Given the small sample size, there was no significant difference in PFS between the E and E-P arms. However, a PFS benefit was observed in treatment-naïve patients treated with E-P (p<0.05) even in the EGFR mutation subgroup; despite the small sample size, the combined therapy as first-line treatment was associated with better PFSi compared with erlotinib alone (9 vs 5 months, p=0.13). Therefore, patients with treatment-naïve lung adenocarcinoma with EGFR mutation may have the most benefit from E-P treatment. Pemetrexed–erlotinib significantly improved PFS or OS compared with erlotinib or pemetrexed alone in non-squamous NSCLC, and superior results were observed often in non-smokers or East Asians harbouring EGFR mutation.6–8 21 Unfortunately, these were all phase II trials. To our knowledge, we are the first to demonstrate that brain metastases of lung adenocarcinoma respond better to the E-P combination. This combination was well tolerated; we used low-dose platinum for pemetrexed sensitisation while avoiding severe myelosuppression. However, erlotinib-related side effects such as rash and paronychia were increased.

Given the difficulties of conducting clinical trials in symptomatic brain metastases, the shortcomings of this study are obvious and include the small sample size and non-randomised controlled design; therefore, there was insufficient test power for analysing survival.
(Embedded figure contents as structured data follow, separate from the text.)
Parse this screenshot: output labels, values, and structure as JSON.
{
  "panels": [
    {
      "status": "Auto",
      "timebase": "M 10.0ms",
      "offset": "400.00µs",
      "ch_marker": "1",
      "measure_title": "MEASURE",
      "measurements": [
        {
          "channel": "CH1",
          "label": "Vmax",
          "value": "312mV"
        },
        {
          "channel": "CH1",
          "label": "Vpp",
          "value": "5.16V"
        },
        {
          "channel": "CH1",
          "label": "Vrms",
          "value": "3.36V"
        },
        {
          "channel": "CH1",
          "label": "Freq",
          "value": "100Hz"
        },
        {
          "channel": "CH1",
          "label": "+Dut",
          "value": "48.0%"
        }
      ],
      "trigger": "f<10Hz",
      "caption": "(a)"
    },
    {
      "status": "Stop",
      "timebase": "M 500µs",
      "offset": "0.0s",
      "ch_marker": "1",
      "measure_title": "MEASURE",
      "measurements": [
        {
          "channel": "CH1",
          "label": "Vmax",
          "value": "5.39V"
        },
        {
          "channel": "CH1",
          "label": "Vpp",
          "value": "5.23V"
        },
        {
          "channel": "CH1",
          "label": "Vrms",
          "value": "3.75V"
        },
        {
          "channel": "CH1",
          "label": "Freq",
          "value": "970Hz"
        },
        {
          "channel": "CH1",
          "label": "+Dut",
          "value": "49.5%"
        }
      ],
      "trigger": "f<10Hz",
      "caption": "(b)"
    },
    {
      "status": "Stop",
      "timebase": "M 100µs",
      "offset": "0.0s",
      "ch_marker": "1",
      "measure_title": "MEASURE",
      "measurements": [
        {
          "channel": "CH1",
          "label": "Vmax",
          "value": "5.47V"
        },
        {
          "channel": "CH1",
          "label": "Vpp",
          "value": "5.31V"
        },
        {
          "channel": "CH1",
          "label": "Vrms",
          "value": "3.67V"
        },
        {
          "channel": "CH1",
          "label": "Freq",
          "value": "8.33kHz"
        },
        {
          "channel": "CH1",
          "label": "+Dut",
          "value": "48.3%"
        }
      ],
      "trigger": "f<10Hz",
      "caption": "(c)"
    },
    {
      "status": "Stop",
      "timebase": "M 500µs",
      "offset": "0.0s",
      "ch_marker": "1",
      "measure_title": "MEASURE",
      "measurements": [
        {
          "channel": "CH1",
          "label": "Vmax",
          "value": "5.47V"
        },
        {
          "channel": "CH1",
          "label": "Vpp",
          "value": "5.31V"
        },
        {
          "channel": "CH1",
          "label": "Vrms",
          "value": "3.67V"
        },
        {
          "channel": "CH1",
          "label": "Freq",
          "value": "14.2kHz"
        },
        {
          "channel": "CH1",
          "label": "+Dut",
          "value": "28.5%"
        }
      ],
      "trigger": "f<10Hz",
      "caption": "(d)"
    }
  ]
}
However, statistically significantly improved ORRi, PFSi and systemic PFS were noted in patients with treatment-naïve lung adenocarcinoma who received the erlotinib-combined chemotherapy, and numerically improved response was observed in all subgroup populations. Even in patients with EGFR wild-type mutation, a promising intracranial response (ORRi, 64%) was found in the E-P combination. Moreover, the combination chemotherapy relieved clinical neurological symptoms quickly and improved PS. In developing countries such as China, only 10%–20% lung adenocarcinoma could be detected with the EGFR gene status, and more are EGFR unknown patients.22 It would provide a new probable strategy for patients with lung adenocarcinoma with brain metastases, regardless of EGFR gene status, in East-Asian low/middle-income countries.

In conclusion, our study suggests that the EP combination may be effective in Chinese patients with lung adenocarcinoma with brain metastases, with improved PFS in treatment-naïve patients. Toxicities are tolerable, and there are more erlotinib-related side effects. Certainly, we need further phase III clinical trials designed according to EGFR gene status to confirm the results.